Pamiętała o bliskich, była na nich uważna. Często, gdy widziała kaczki, słała mi ich zdjęcie (mój pseudonim to „Kaczka”). Nawet gdy nie miała czasu na dłuższą rozmowę zaznaczała, że pamięta, że jest. Słała choćby serduszko lub buziaka w wiadomości.

Kreatywna, wytrwała, świetnie zorganizowana i zaradna. Potrafiła wszystko załatwić, z każdym się dogadać, łagodnością i uśmiechem chwytała za serce. Bardzo pracowita, samodzielna i ofiarna. W znacznym stopniu pokrywała koszty swoich wyjazdów misyjnych, choć mogła liczyć na jeszcze większe wsparcie Wspólnoty.

Pamiętam, gdy kiedyś uczyła się nocą na spotkaniu ogólnopolskim Wolontariatu. Brakowało Jej w kaplicy, kawiarence, wszyscy jej wyglądali. Nazajutrz miała zdawać trudne egzaminy teoretyczne dopuszczające do zawodu stewardessy. „Kurczę, czuję że nic nie umiem. Ale oddaję to Panu Bogu.” Zdała wszystko z bardzo wysokimi wynikami.

Kochała podróżować, robiła to często spontanicznie, na wariata. Pracowała jako stewardessa, więc korzystała z przywilejów tej profesji. Potrafiła wpaść do Barcelony na półtora dnia, żeby z nami pobyć. Gdziekolwiek się pojawiała, siała trudny do opisania pokój i radość.

Lubiła się wygłupiać, śmiać, była pełna życia i pomysłów. Żarty się Jej trzymały, również takie o samej sobie, przywarach katolików, misjonarzy. Pokazywało to zdrowy dystans do siebie i świata. Pamiętam, że na ogólnopolskich spotkaniach WMS nieraz robiłyśmy zabawne przedstawienia, układy taneczne, piosenki z własnym tekstem, głupkowate żarty, bawiłyśmy się przy tym jak dzieci.

Nie potrafiła usiedzieć na miejscu. Jej bliscy miewali z tym problem. Martwili się o Nią, chcieli zatrzymać anioła przy sobie, wielu pragnęło jej obecności i bliskości. Dla mnie było jasne, że ona nie jest zwykłym śmiertelnikiem, że jest powołana do rzeczy wielkich. Że stąpa tu, po ziemi, ale spogląda daleko w górę, do Ojca. To chyba dlatego zaangażowała się w pracę misyjną – bo służba Bogu była Jej całym życiem. To nie był po prostu wolontariat jakich wiele. Wolontariat misyjny to inne spojrzenie na świat, to styl życia, to misyjne podejście do wiary. Gdy wejdziesz w to naprawdę, zatapiasz się. Na sprawy doczesne patrzysz z dystansem, bo wiesz że ostatecznie liczy się to, jak blisko Boga i ludzi byłeś w tym życiu.

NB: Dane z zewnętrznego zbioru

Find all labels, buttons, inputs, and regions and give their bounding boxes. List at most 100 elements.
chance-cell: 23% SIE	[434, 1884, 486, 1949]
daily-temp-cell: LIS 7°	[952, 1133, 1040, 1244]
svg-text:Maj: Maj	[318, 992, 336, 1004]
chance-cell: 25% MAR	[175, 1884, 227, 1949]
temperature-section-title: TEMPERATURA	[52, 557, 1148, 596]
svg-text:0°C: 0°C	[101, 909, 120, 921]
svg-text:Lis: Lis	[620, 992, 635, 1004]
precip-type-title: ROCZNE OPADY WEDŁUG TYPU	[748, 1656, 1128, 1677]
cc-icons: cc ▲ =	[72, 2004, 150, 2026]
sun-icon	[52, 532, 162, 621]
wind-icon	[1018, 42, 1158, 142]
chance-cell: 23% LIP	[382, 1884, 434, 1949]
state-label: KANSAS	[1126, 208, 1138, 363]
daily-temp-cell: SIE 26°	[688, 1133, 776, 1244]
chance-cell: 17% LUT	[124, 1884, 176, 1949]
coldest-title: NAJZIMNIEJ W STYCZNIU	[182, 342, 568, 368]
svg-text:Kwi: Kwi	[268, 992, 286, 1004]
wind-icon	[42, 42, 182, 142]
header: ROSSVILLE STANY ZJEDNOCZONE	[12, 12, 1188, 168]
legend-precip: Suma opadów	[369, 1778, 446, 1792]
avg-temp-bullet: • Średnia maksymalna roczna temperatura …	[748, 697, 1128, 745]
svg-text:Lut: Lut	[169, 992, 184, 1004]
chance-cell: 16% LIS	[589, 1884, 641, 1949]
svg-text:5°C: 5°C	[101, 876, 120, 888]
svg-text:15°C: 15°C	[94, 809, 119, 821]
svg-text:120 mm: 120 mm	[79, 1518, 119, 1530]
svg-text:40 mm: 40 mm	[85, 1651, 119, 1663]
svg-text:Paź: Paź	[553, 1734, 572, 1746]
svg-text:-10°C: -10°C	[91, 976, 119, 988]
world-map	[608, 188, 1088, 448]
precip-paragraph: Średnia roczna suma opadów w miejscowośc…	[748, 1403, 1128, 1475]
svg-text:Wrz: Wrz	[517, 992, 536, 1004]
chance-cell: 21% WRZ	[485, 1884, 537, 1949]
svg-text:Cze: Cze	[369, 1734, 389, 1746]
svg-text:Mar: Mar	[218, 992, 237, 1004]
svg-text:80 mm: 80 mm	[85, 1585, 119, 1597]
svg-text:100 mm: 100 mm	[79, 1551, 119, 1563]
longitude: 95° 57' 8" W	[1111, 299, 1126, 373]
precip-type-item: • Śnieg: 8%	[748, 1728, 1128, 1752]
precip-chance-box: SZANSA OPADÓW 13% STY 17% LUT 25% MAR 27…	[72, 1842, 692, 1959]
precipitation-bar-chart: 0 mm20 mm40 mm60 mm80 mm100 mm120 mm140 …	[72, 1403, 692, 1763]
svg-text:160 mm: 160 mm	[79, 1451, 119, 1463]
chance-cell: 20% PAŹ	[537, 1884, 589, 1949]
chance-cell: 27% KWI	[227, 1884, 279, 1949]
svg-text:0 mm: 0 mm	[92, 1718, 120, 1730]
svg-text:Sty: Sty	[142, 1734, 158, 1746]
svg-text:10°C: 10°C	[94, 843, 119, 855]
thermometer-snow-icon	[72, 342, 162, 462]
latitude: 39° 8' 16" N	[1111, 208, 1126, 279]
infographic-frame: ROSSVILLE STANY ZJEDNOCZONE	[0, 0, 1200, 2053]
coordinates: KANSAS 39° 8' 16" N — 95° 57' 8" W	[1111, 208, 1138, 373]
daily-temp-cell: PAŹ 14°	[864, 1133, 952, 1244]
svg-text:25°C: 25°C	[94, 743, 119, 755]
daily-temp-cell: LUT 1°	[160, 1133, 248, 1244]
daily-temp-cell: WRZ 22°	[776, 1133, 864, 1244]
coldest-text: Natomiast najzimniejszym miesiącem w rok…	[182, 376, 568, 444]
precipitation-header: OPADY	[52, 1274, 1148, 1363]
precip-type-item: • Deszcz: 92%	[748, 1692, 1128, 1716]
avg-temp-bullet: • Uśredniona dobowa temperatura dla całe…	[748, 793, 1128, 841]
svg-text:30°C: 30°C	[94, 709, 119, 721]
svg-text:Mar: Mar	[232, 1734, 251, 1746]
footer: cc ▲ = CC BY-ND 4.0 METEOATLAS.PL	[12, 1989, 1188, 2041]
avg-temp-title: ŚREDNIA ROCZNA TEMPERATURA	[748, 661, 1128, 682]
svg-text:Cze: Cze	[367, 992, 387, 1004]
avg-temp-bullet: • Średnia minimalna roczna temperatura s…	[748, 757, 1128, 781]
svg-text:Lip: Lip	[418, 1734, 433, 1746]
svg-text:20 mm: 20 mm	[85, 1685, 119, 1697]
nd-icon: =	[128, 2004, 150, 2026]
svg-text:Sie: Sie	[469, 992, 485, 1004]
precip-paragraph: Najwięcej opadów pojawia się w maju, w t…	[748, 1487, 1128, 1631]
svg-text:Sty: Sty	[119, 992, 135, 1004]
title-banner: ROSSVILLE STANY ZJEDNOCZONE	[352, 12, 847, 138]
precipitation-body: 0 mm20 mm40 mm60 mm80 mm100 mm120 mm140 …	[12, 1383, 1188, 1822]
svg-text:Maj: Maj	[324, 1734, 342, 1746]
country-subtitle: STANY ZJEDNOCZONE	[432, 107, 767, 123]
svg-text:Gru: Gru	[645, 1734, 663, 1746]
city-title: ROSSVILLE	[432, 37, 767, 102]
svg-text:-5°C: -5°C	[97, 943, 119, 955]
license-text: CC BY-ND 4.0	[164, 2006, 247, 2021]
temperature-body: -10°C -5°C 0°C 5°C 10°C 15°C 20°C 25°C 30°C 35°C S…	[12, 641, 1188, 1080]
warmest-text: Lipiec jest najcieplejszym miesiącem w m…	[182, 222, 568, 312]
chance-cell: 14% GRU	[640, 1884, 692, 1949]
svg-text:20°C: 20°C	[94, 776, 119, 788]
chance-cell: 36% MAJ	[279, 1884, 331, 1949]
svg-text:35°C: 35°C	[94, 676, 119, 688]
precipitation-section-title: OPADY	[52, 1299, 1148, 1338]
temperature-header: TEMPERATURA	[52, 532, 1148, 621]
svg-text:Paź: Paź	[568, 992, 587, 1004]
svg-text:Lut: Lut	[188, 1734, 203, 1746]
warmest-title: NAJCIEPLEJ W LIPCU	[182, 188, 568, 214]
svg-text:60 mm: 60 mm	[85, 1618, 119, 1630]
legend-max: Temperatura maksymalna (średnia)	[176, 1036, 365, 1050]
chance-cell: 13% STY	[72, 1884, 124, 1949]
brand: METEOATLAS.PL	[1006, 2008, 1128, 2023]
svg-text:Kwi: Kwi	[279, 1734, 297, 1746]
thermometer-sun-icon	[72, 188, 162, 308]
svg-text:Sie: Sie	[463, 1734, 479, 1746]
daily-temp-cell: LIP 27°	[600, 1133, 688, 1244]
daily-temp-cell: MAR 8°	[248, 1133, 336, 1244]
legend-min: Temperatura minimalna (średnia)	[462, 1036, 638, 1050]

Dała się prowadzić Panu Bogu. Lubiła śpiewać „Bo tak jest z tymi, którzy
z Ducha narodzili się: nikt nie wie dokąd pójdą za wolą Twą”. Bywało, ze zmieniała decyzje dość raptownie. Pamiętam, ze szykowała się na jakiś krótszy wolontariat w obrębie Europy, a zaraz po wysłuchaniu opowieści o domu dla osieroconych chłopców w Lusace stwierdziła: „Wiesz, chyba pojadę do Zambii”. Wkrótce kupowała bilety na Czarny Ląd. Była bardzo dobrze przygotowana, zarówno duchowo, jak i merytorycznie. Mogła pojechać wszędzie i wszędzie byłaby skarbem. Zdecydowanie najlepsza pośród nas, wzór postępowania. Piękna osoba, wierna przyjaciółka, wspaniała wolontariuszka misyjna, po prostu święta. To niewiarygodne, że naprawdę święci ludzie żyją tak blisko nas.

Mam głębokie przekonanie, że jest już u Pana Boga, że przytula nas jak zawsze przytulała, że możemy Ją już prosić o wstawiennictwo. Dla całego Wolontariatu Misyjnego Salvator pozostanie inspiracją, światłem, wzorem. Pierwsza z nas, która ukochała ścieżkę misyjną aż do przelania krwi.
Helenko, kochamy Cię jeszcze mocniej.